几乎整个亚特兰大的体面人家都住在桃树街上,所以,大家只要等在家里,站在门廊上,或者是站在庭院里面,就能够跟新邻居打招呼。而作为上等人家的太太,玛格和苏埃伦只要在马车上跟这些人欠身示意就可以了。甚至因为她们抱着孩子,所以,她们只需要一个笑容,再轻轻点个头就可以应付过去。

没有人会苛责一个爱惜自己的孩子的年轻母亲。尤其是玛格和苏埃伦,一个才十七岁,一个才十六岁。城里有好多没有结婚的姑娘们都比她们大呢。

玛格的新房子在桃树街北端的尽头,跟汉密尔顿家的房子很近。当然,也是这条街上最气派的房子。有三层高,带着明显的欧式风格,有着漂亮的白柱子。按照玛格的喜好,她不喜欢光秃秃的篱笆,所以约翰弄来了爬藤玫瑰,更准确的说,应该是月季或者是蔷薇科的植物,用来装饰那些篱笆。因为天气好,长得快,这些玫瑰已经很有些样子了。虽然花还是不多,但是可以期待来年的美丽模样。

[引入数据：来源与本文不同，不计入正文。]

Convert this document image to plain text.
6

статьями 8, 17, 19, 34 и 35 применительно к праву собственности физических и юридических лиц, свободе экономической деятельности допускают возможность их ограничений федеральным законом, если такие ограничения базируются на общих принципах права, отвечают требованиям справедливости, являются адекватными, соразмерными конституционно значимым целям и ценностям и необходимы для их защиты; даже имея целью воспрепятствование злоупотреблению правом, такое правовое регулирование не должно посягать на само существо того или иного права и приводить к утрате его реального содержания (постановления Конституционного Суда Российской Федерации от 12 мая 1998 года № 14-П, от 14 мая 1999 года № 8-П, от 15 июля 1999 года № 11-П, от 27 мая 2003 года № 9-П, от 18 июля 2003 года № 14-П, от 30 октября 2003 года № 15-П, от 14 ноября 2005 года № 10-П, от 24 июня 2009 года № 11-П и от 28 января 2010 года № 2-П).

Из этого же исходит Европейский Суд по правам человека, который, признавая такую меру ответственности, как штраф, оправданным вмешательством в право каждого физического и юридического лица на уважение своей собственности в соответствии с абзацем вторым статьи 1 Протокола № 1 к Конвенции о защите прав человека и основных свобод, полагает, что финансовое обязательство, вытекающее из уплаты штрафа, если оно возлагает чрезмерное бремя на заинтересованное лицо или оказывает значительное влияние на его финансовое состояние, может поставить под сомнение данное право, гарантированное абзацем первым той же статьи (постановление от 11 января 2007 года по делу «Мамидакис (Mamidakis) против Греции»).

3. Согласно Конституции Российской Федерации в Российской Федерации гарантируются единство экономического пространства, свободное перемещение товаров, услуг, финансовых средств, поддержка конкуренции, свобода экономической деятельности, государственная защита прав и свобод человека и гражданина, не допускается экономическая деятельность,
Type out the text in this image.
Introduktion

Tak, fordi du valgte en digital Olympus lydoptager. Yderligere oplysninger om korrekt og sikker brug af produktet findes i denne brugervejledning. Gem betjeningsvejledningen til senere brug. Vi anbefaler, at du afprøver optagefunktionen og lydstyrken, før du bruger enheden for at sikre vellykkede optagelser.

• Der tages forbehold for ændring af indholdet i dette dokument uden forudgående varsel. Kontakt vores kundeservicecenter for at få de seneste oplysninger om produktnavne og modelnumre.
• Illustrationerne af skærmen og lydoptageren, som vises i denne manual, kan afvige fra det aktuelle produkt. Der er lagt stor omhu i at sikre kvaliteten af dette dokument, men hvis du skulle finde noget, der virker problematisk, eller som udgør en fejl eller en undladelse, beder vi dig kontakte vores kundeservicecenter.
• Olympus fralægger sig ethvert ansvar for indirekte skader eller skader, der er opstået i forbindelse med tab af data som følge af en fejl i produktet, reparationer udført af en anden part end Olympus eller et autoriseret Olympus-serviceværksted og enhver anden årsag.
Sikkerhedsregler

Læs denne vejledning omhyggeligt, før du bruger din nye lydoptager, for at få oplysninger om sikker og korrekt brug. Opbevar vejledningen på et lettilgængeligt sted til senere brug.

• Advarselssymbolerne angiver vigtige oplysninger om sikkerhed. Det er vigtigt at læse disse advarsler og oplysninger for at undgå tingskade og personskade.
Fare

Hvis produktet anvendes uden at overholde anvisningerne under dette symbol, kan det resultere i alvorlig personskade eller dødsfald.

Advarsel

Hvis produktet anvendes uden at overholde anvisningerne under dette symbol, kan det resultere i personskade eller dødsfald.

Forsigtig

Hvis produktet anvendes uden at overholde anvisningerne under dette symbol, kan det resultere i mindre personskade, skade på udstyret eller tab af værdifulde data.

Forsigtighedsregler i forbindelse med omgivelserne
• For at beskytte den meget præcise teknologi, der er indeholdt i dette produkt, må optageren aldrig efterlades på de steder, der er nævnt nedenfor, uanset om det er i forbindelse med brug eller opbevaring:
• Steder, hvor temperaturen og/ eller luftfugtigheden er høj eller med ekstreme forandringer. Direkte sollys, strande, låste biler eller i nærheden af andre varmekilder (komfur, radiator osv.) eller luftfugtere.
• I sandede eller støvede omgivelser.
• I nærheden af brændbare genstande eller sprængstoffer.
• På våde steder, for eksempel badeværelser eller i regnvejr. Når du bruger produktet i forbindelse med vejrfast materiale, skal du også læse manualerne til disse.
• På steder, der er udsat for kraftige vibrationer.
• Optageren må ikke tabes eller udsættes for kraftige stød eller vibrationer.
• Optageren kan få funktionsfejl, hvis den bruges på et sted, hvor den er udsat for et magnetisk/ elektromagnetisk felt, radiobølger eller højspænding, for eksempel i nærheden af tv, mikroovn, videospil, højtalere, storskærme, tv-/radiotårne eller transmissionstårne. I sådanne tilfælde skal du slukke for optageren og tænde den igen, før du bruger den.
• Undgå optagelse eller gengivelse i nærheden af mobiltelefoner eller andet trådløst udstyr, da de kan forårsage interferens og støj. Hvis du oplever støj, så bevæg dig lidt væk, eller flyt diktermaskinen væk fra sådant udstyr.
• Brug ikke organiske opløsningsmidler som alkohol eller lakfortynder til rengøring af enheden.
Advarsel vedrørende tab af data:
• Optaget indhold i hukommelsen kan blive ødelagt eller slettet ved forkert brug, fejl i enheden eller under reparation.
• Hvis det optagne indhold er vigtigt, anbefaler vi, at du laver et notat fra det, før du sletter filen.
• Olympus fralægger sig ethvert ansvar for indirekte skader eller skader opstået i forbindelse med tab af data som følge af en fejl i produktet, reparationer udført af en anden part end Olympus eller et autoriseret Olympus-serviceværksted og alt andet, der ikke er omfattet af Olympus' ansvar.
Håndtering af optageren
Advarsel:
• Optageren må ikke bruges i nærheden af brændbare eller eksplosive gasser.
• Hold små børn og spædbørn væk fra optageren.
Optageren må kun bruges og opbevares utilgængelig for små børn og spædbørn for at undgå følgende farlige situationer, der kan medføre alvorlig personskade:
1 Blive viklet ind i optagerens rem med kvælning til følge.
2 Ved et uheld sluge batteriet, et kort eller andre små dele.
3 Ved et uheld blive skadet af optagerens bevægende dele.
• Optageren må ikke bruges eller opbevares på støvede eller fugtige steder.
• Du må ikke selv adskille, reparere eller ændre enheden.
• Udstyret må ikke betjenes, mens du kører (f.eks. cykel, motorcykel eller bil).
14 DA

至于房子后面的小花园里面,则种了一株葡萄,因为是新栽的,叶子倒是不少,也沿着搭好的木头架子爬了半架子,不过今年就不指望他挂果了。葡萄藤后面,一排女贞树的后面,又是一栋小房子,这里是浆洗房及粗使女仆和车夫等黑人男仆的住所。跟约翰、黒妈妈等高级黑奴自然是跟着主人住在主屋里面的。

对房子的外观,玛格表示了满意,对房子的布局、装饰和陈设,老实说,这些东西原来应该是由乔治·克拉克或者是玛格来决定的,可是在过去的一年里面,玛格又是生孩子,又是忙庄园上的事情,还要安顿那些越来越多的黑人,让玛格根本就无法分出精力来。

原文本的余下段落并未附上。